Well… that seems to be how my mind works. There are all sorts of things equivalent to thermals: Perception, movement, communication, language, contemplation, etc. They’re always shifting around, and I can’t always be certain that something’s going to be there at any given time, or what form it will take when it’s there. I have to plan my life around this kind of unpredictability.

This does not mean that I am simply carried around without having to do any work, but it does mean that there are some areas where, for that moment, all the work in the world won’t do much of anything but wear me out, and other areas where the work I put in goes further. It also means that what I set out to do isn’t always what’s going to happen, and when it does happen it can be through a roundabout sort of route.

Storks suit me better than spoons, even colored ones, at any rate.

About Mel Baggs

Hufflepuff. Came from the redwoods, which tell me who I am and where I belong in the world. I relate to objects as if they are alive, but as things with identities and properties all of their own, not as something human-like. Culturally I'm from a California Okie background. Crochet or otherwise create constantly, write poetry and paint when I can. Proud member of the developmental disability self-advocacy movement. I care a lot more about being a human being than I care about what categories I fit into.

9 responses »

  1. Yeah, that’s more accurate — and more authoritative — than the spoon deal, which never sat entirely well with me, since something about it seemed to lean on the theory that disability’s a real pain in the ass. And that it was possible to use a rather simplistic analogy to illustrate what it’s “like” to be somebody else.

    A black stork symbol might actually be cool, if it weren’t so menacing . . . I suppose it might border more on “autie superiority” than “autie power”, and of course you’re not going for that.

  2. I’m not sure why black storks would be particularly menacing, except that they’ve been painted that way as opposed to white storks in the symbolism of whether they carry “good” or “defective” babies. (Which is not only eugenicist but racist.)

    I think they’d make a good symbol for those of us with conditions targeted by modern-day eugenics in general.

  3. It’d be menacing if people took the symbol for all its eugenic implications — in reverse. By “autie superiority” versus “autie power” I mean using the black stork symbol could be taken as something more along the lines of “We’re here and there are more of us coming – and we prefer that there are more of us than of you”. While “we’re here and there are more of us coming” is fine, that latter part doesn’t jive well on the equality spectrum. ‘Cause it’s just as silly to say that disabled folks are superior as it is to say that non-disabled folks are superior.

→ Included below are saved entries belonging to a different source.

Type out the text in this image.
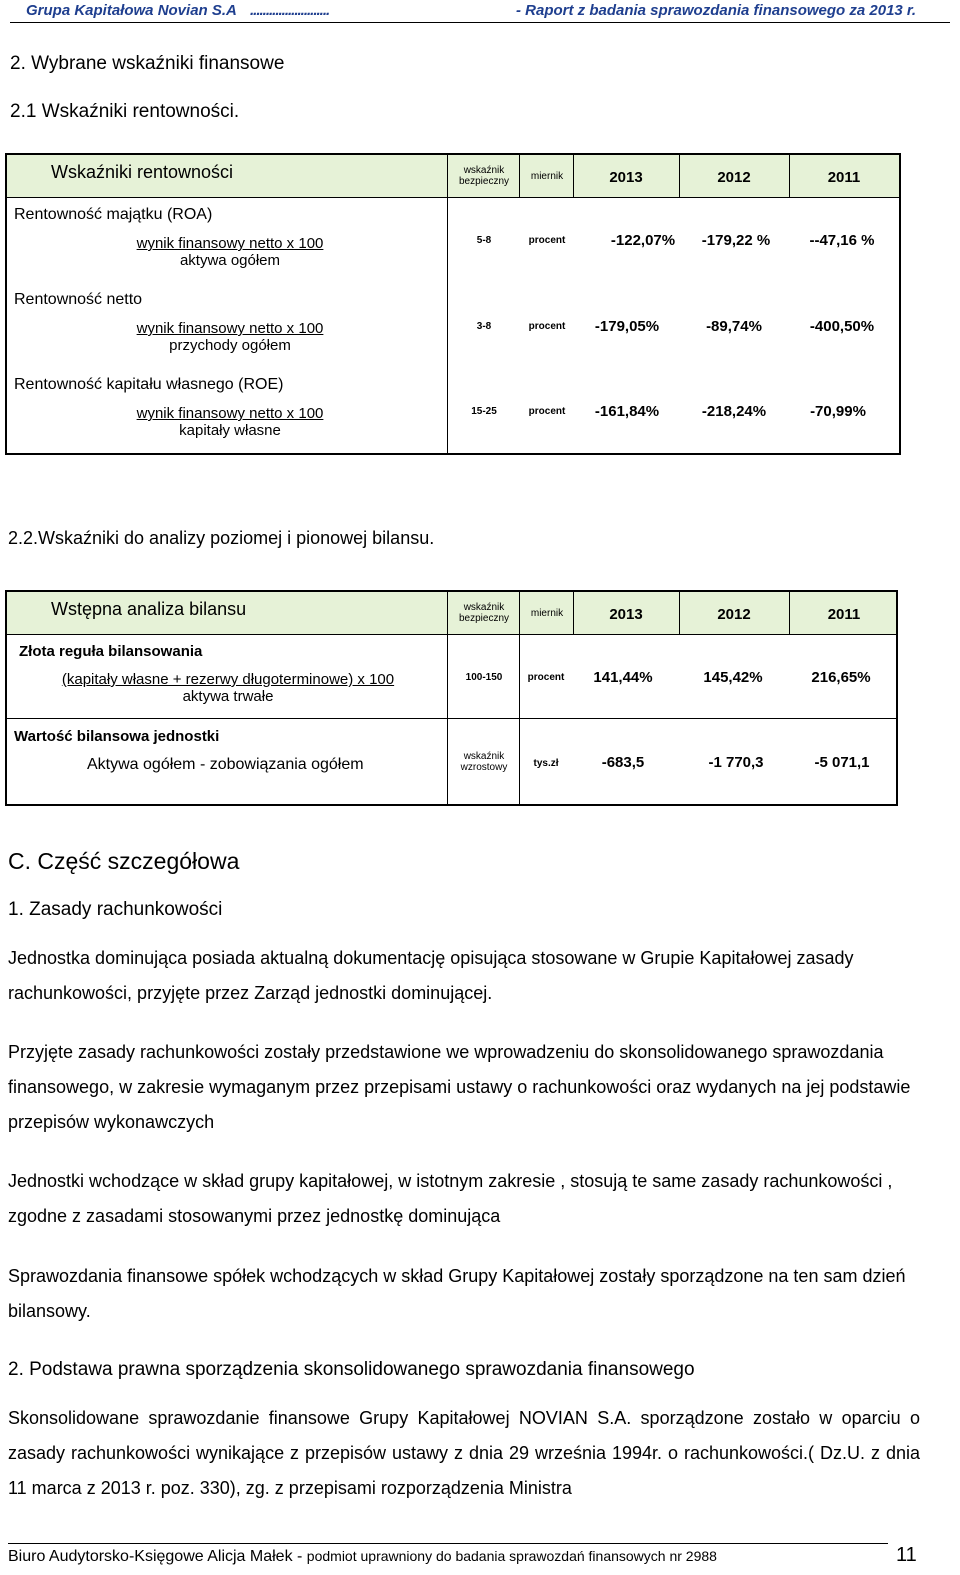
Grupa Kapitałowa Novian S.A .........................	- Raport z badania sprawozdania finansowego za 2013 r.
2. Wybrane wskaźniki finansowe
2.1 Wskaźniki rentowności.
Wskaźniki rentowności	wskaźnik bezpieczny	miernik	2013	2012	2011
Rentowność majątku (ROA)
wynik finansowy netto x 100
aktywa ogółem
5-8	procent	-122,07%	-179,22 %	--47,16 %
Rentowność netto
wynik finansowy netto x 100
przychody ogółem
3-8	procent	-179,05%	-89,74%	-400,50%
Rentowność kapitału własnego (ROE)
wynik finansowy netto x 100
kapitały własne
15-25	procent	-161,84%	-218,24%	-70,99%
2.2.Wskaźniki do analizy poziomej i pionowej bilansu.
Wstępna analiza bilansu	wskaźnik bezpieczny	miernik	2013	2012	2011
Złota reguła bilansowania
(kapitały własne + rezerwy długoterminowe) x 100
aktywa trwałe
100-150	procent	141,44%	145,42%	216,65%
Wartość bilansowa jednostki
Aktywa ogółem - zobowiązania ogółem	wskaźnik wzrostowy	tys.zł	-683,5	-1 770,3	-5 071,1
C. Część szczegółowa
1. Zasady rachunkowości

Jednostka dominująca posiada aktualną dokumentację opisująca stosowane w Grupie Kapitałowej zasady rachunkowości, przyjęte przez Zarząd jednostki dominującej.

Przyjęte zasady rachunkowości zostały przedstawione we wprowadzeniu do skonsolidowanego sprawozdania finansowego, w zakresie wymaganym przez przepisami ustawy o rachunkowości oraz wydanych na jej podstawie przepisów wykonawczych

Jednostki wchodzące w skład grupy kapitałowej, w istotnym zakresie , stosują te same zasady rachunkowości , zgodne z zasadami stosowanymi przez jednostkę dominująca

Sprawozdania finansowe spółek wchodzących w skład Grupy Kapitałowej zostały sporządzone na ten sam dzień bilansowy.

2. Podstawa prawna sporządzenia skonsolidowanego sprawozdania finansowego

Skonsolidowane sprawozdanie finansowe Grupy Kapitałowej NOVIAN S.A. sporządzone zostało w oparciu o zasady rachunkowości wynikające z przepisów ustawy z dnia 29 września 1994r. o rachunkowości.( Dz.U. z dnia 11 marca z 2013 r. poz. 330), zg. z przepisami rozporządzenia Ministra

Biuro Audytorsko-Księgowe Alicja Małek - podmiot uprawniony do badania sprawozdań finansowych nr 2988	11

    Does that make sense? Maybe it’s too nuanced to put so simply, or maybe I’m complicating the symbolism, but I seem to be on the waning end of my eloquence cycle. Whaddayagonnado.

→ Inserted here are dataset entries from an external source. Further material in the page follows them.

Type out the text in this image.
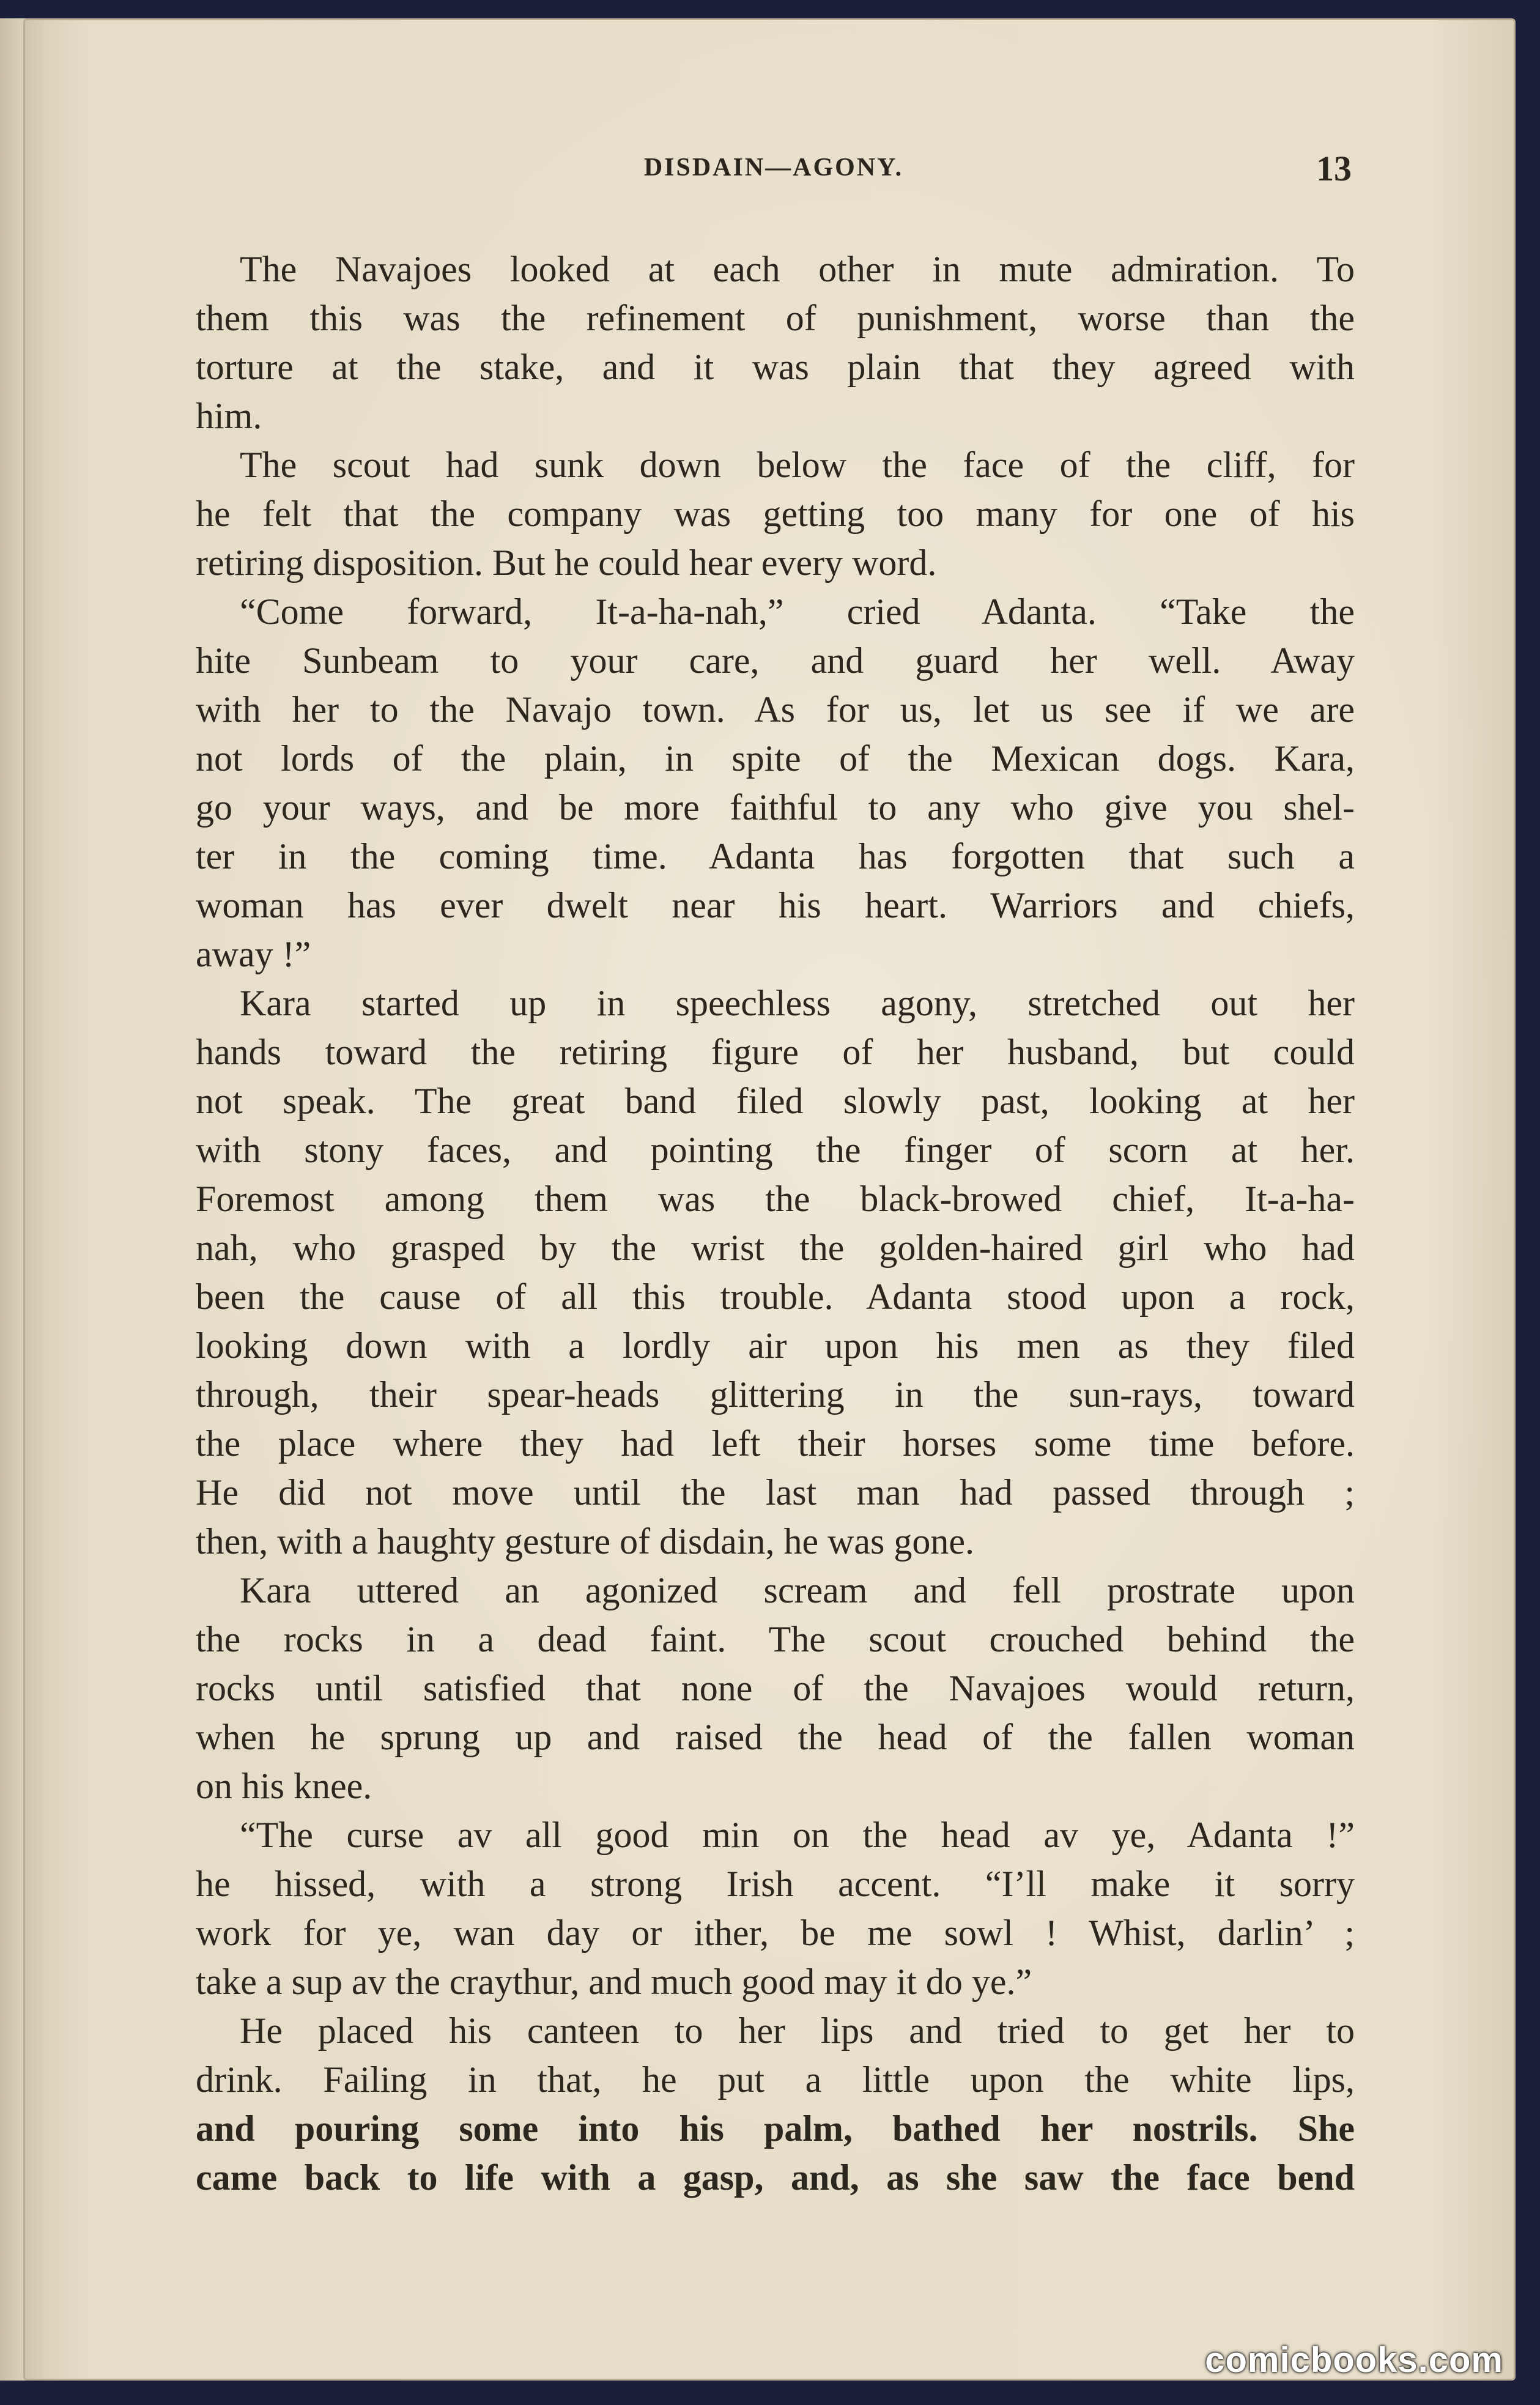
DISDAIN—AGONY.	13
The Navajoes looked at each other in mute admiration. To
them this was the refinement of punishment, worse than the
torture at the stake, and it was plain that they agreed with
him.
The scout had sunk down below the face of the cliff, for
he felt that the company was getting too many for one of his
retiring disposition. But he could hear every word.
“Come forward, It-a-ha-nah,” cried Adanta. “Take the
hite Sunbeam to your care, and guard her well. Away
with her to the Navajo town. As for us, let us see if we are
not lords of the plain, in spite of the Mexican dogs. Kara,
go your ways, and be more faithful to any who give you shel-
ter in the coming time. Adanta has forgotten that such a
woman has ever dwelt near his heart. Warriors and chiefs,
away !”
Kara started up in speechless agony, stretched out her
hands toward the retiring figure of her husband, but could
not speak. The great band filed slowly past, looking at her
with stony faces, and pointing the finger of scorn at her.
Foremost among them was the black-browed chief, It-a-ha-
nah, who grasped by the wrist the golden-haired girl who had
been the cause of all this trouble. Adanta stood upon a rock,
looking down with a lordly air upon his men as they filed
through, their spear-heads glittering in the sun-rays, toward
the place where they had left their horses some time before.
He did not move until the last man had passed through ;
then, with a haughty gesture of disdain, he was gone.
Kara uttered an agonized scream and fell prostrate upon
the rocks in a dead faint. The scout crouched behind the
rocks until satisfied that none of the Navajoes would return,
when he sprung up and raised the head of the fallen woman
on his knee.
“The curse av all good min on the head av ye, Adanta !”
he hissed, with a strong Irish accent. “I’ll make it sorry
work for ye, wan day or ither, be me sowl ! Whist, darlin’ ;
take a sup av the craythur, and much good may it do ye.”
He placed his canteen to her lips and tried to get her to
drink. Failing in that, he put a little upon the white lips,
and pouring some into his palm, bathed her nostrils. She
came back to life with a gasp, and, as she saw the face bend
comicbooks.com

  4. I toyed with “get used to it”, but felt like I was ripping off queer power. ; )

    So it’s settled, then? Viva La Cigüeña Negra?

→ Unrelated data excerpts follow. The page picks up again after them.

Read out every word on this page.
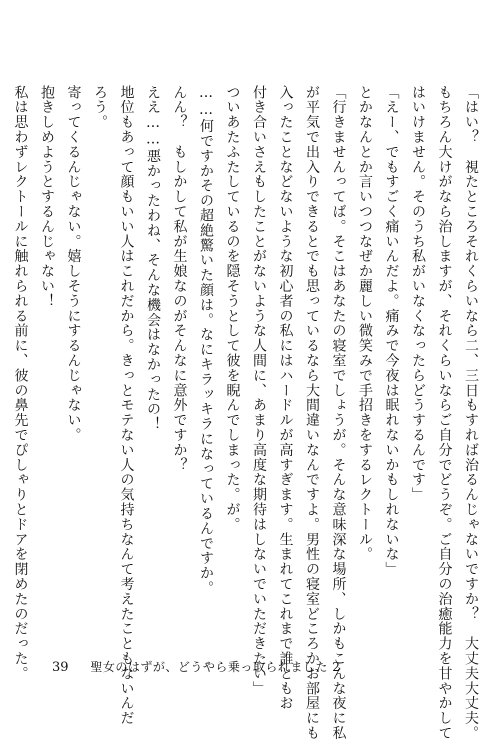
「はい？　視たところそれくらいなら二、三日もすれば治るんじゃないですか？　大丈夫大丈夫。
もちろん大けがなら治しますが、それくらいならご自分でどうぞ。ご自分の治癒能力を甘やかして
はいけません。そのうち私がいなくなったらどうするんです」
「えー、でもすごく痛いんだよ。痛みで今夜は眠れないかもしれないな」
とかなんとか言いつつなぜか麗しい微笑みで手招きをするレクトール。
「行きませんってば。そこはあなたの寝室でしょうが。そんな意味深な場所、しかもこんな夜に私
が平気で出入りできるとでも思っているなら大間違いなんですよ。男性の寝室どころかお部屋にも
入ったことなどないような初心者の私にはハードルが高すぎます。生まれてこれまで誰ともお
付き合いさえもしたことがないような人間に、あまり高度な期待はしないでいただきたい」
ついあたふたしているのを隠そうとして彼を睨んでしまった。が。
……何ですかその超絶驚いた顔は。なにキラッキラになっているんですか。
んん？　もしかして私が生娘なのがそんなに意外ですか？
ええ……悪かったわね、そんな機会はなかったの！
地位もあって顔もいい人はこれだから。きっとモテない人の気持ちなんて考えたこともないんだ
ろう。
寄ってくるんじゃない。嬉しそうにするんじゃない。
抱きしめようとするんじゃない！
私は思わずレクトールに触れられる前に、彼の鼻先でぴしゃりとドアを閉めたのだった。 39 聖女のはずが、どうやら乗っ取られました 2
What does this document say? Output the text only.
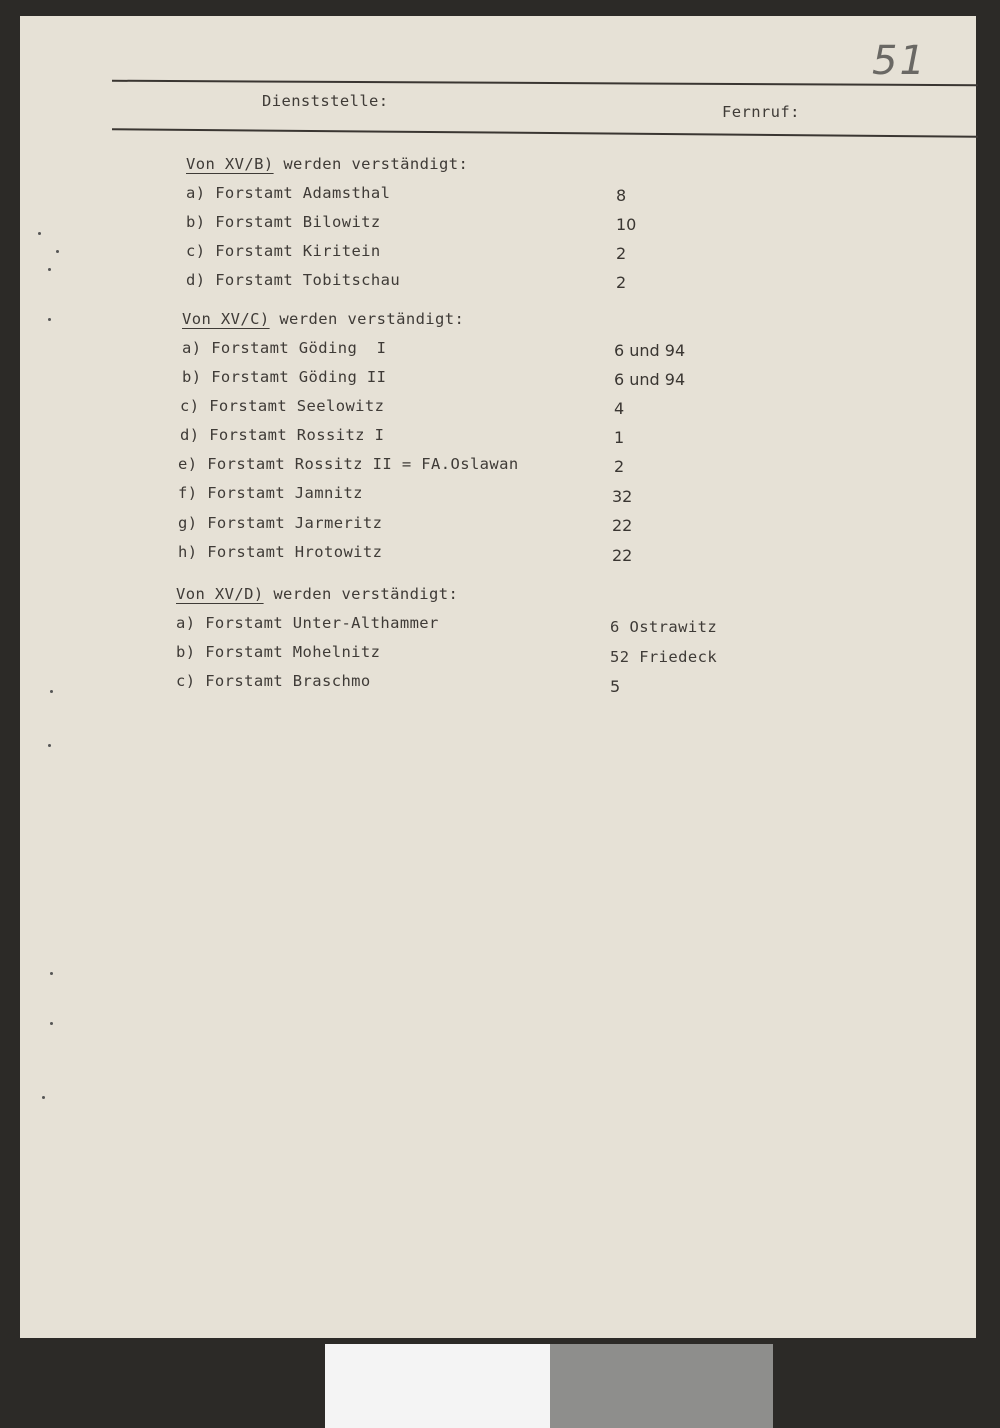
51
Dienststelle:
Fernruf:
Von XV/B) werden verständigt:
a) Forstamt Adamsthal	8
b) Forstamt Bilowitz	10
c) Forstamt Kiritein	2
d) Forstamt Tobitschau	2
Von XV/C) werden verständigt:
a) Forstamt Göding  I	6 und 94
b) Forstamt Göding II	6 und 94
c) Forstamt Seelowitz	4
d) Forstamt Rossitz I	1
e) Forstamt Rossitz II = FA.Oslawan	2
f) Forstamt Jamnitz	32
g) Forstamt Jarmeritz	22
h) Forstamt Hrotowitz	22
Von XV/D) werden verständigt:
a) Forstamt Unter-Althammer	6 Ostrawitz
b) Forstamt Mohelnitz	52 Friedeck
c) Forstamt Braschmo	5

  5. I think probably every brain’s a stork, partly just because I trust the rule of thumb that every brain has aspects that are liable to be called pathological and become identified as “a condition”/”syndrome”/”disease” when that brain exhibits them with significantly more or less intensity than is the statistical norm in the social setting in which that brain finds itself. As you remark about personhood in your video, a lot rides on what we all expect of others. Still, it takes expectations to plan, and to plan is only prudent.